Reviewer 3's comments:

 

  1. Line 258, 293, 306, 344 and 352 - whenever mentioned the word “significant” – should also reporting the corresponding p-value to support such statement.

 

<Response>

Thank you for your comment. As you pointed out, the p-values should have been listed in all places where they were expressed as “significant”. Based on your comment, we added or changed the sentence as below. In the section of the article on the effect of pirfenidone in reducing postoperative acute exacerbations, the word “significantly” was removed because this is not a placebo-controlled study.

 

Page 2, line 61

In an observational study involving 181 IPF patients, Tomassetti et al. reported that the median survival of IPF patients with LC was significantly shorter than that of IPF patients without LC (38.7 vs 63.9 months, p < 0.001) [10].

 

Page 6, line 267

Furthermore, in a multicenter phase II trial of perioperative treatment of NSCLC with IPF, pirfenidone significantly reduced the incidence of postoperative acute exacerbations of IPF [50].

 

Page 7, line 306

The Japanese retrospective study evaluating the efficacy and safety of chemotherapy in 40 patients with advanced LC complicated by chronic respiratory failure requiring home oxygen therapy also showed that the only factor significantly associated with improved prognosis was the use of first-line or second-line treatment (HR, 0.42; 95% CI: 0.18–0.94) [61].

 

Page 7, line 319

LC patients with severe or most severe COPD (%FEV1 < 50%) reported a significantly higher rate of pulmonary adverse events such as pneumonia (46.4% vs 31.2%, p < 0.001) and COPD exacerbations (30.4% vs 6.9%, p < 0.001) during LC treatment than those with mild-to-moderate COPD (%FEV1 > 50%) [62].

 

Page 8, line 360

Additionally, a subset analysis of this study reported significantly longer survival in ex-smokers with COPD complications than in ex-smokers without COPD (OS; 359 vs 145 days, p = 0.035).

 

 

  1. Line 480 – based on “previous reports” to generate Figure 1 – should list the citations/name & source of these reports.

 

<Response>

Thank you for your comment. As you pointed out, we added the citations of these reports.

 

Page 10, line 495

In our opinion, we offer the following treatment suggestions based on the previous re-ports [92,103,104,113,114] (Figure 1).

 

  1. Suggested to add a section mention the limitation of the method/study.

 

<Response>

Thank you for your valuable comment.
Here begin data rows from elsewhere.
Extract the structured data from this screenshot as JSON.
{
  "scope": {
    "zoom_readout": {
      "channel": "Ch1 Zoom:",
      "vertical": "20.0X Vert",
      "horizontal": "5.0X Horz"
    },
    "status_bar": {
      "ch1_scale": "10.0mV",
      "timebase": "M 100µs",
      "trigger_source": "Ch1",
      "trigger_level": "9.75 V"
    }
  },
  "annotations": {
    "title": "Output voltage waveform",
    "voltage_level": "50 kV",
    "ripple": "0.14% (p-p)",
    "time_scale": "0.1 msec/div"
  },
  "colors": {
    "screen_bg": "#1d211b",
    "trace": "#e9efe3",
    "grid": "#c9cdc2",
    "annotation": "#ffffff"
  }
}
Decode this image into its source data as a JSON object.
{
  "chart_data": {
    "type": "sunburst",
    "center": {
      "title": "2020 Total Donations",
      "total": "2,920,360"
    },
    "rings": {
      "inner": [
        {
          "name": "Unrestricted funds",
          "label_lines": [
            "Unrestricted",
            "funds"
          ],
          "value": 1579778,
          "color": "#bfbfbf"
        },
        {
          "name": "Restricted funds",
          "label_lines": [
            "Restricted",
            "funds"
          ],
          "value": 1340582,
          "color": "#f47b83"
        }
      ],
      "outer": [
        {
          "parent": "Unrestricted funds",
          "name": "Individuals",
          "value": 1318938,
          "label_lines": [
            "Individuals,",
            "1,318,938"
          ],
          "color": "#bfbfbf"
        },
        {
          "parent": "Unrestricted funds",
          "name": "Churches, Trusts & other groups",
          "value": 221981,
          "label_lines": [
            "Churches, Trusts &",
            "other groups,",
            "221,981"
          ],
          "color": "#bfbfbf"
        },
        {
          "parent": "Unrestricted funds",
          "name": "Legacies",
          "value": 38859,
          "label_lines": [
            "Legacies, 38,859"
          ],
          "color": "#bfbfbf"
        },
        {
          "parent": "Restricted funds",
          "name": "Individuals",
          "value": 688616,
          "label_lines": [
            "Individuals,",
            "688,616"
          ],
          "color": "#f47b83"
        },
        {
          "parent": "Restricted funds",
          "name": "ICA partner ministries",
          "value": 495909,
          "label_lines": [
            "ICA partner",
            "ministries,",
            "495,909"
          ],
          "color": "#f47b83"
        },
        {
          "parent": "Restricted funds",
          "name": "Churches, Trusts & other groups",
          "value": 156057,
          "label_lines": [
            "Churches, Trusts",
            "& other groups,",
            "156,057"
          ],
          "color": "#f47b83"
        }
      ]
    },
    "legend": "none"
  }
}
Because our paper is a review article, we have added the following sentence to the conclusion instead of listing it as a limitation.

 

Page 12, line 550

This review article summarizes the current evidence and discusses future prospects for treatment strategies for LC patients complicated by IP, severe COPD, and TB. However, large prospective studies on LC patients complicating these respiratory diseases are limited and the evidence is insufficient. In particular, although the safety of ICIs for NSCLC with these complications is still controversial, it has the potential for long-term survival.

Round 2

Reviewer 1 Report

Comments and Suggestions for Authors

I completely agree with the revised version. I recommend accepting the paper for publication in its present form.